Sharon Collaros, an Urban Zen Integrative Therapist, teaches multiple Urban Zen classes a week to the teachers and administrative staff in public schools in Columbus, Ohio. Urban Zen was originally designed to support patients, their family members and their medical care givers in hospital settings. But it is finding its way into various other high-stress settings, in this case supporting the important work of caring for and educating children. Urban Zen classes include gentle yoga movements, restorative yoga poses, breathing exercises, body awareness meditations, aromatherapy and Reiki.
Chris, a master school teacher and a principal in the public education system, values safe and compassionate learning environments where resilience, curiosity, excitement and joy are stoked; and where it’s safe to make mistakes. This is his path. This is his dharma. Chris is my husband. He offers his students the gifts of presence, inquisitive conversation, meaningful questions and enthusiastic feedback. This kind of learning environment is carefully nurtured and requires time for reflection. Unfortunately the time and value system it takes to foster this culture is under fire, and teachers and children are feeling the effects. And so he invited Urban Zen sessions into his school to support his staff and, by extension, the children in their care.
In many ways the work of the teacher is similar to the work of nurses and doctors. Both are highly relationship driven. Dozens and dozens of decisions made daily have the potential to alter a life forever in both the classroom and the health care setting. And each challenge faced, each decision made is slightly different from one another. Each one requires presence of mind.

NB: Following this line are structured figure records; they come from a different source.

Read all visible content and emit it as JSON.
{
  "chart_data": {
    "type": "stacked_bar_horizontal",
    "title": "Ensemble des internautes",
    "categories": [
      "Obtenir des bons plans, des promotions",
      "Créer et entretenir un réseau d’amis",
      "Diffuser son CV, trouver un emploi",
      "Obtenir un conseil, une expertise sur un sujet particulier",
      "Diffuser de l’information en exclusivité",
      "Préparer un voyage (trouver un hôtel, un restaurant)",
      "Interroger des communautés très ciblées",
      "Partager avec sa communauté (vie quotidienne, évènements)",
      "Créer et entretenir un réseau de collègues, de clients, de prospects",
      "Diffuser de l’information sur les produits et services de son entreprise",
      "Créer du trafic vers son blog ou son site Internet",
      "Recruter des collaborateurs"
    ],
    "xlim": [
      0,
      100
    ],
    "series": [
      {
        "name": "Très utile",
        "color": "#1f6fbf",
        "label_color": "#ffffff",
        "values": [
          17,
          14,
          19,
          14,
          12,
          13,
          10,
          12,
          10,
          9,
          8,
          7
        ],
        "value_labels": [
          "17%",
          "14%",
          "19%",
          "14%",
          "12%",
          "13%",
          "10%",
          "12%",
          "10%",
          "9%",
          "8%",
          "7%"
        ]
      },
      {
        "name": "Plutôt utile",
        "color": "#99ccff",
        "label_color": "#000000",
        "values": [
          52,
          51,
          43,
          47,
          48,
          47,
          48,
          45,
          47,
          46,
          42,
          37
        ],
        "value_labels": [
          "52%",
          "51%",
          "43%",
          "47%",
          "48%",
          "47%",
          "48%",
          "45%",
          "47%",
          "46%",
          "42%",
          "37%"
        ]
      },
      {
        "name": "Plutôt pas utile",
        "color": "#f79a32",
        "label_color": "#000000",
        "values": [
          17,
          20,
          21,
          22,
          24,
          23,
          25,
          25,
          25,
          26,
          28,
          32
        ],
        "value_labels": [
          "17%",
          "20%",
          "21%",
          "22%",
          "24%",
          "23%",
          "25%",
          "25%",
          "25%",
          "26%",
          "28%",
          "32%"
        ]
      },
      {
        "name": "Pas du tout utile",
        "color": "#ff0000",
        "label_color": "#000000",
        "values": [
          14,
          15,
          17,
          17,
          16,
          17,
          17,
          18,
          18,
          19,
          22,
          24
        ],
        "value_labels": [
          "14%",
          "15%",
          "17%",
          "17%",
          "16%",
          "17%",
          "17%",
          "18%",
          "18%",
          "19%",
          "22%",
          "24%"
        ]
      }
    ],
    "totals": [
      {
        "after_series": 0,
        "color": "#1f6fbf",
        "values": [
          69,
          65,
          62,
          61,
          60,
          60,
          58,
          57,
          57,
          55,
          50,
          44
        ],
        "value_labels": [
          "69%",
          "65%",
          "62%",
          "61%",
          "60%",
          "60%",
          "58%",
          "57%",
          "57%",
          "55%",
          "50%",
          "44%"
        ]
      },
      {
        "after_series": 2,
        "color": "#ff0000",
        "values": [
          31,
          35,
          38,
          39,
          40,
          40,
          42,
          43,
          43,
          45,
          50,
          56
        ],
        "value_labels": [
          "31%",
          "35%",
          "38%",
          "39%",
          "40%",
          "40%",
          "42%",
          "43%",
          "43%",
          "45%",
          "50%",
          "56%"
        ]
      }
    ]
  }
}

When one thinks of the responsibilities held by those who guide children in schools or care for the sick in the hospital, one might decide the job is “not for me”. Urban Zen and its mindfulness practices offer educators a way to stay whole and move through their days with increased steadiness, readiness and ease.
The University of California, San Francisco, published in the journal Emotion, found that teachers who participated in an eight-week intensive meditation course were less stressed, anxious and depressed. The study analyzed the effects of meditation on emotional states and found that, after the course, the teachers showed improved understanding of the relationship between their thoughts and emotions. They were able “to better recognize emotions in others and their own emotional patterns so they could better resolve difficult problems in their relationships.” Neuroscience is now confirming what the ancient yogis have taught us. Meditating regularly develops greater awareness, emotional regulation and capacity to face the unknown, and it engenders compassion toward oneself and others. For teachers, meditation encourages the ability to be deeply present and emotionally responsive to their students.
Mindfulness and compassion are woven throughout each Urban Zen class where teachers find space for reflection, learn practices that promote self-care, and have a deeply restorative experience. What’s more, this is not a one time thing…or even a
three hour workshop. It is an ongoing, weekly class that allows teachers to internalized the Urban Zen experience and pass it on to their students.
All of this translates to a big, giant truth…educators are ripe for Urban Zen. They are coming to class eagerly and asking for weekly, year-long classes in the building in which they teach. They like practicing Urban Zen as a group with their fellow teachers. “It has meant so much to be able to carve out time to practice centering myself. Much needed this year.” As for me, it has been my honor and unique privilege to serve our teacher-caregivers. They are deeply appreciative, grateful for the chance to rest in restorative poses, release physical tension through gentle yoga movements, receive healing Reiki energy and focus mentally on what is most important to them. And they are ever so deserving.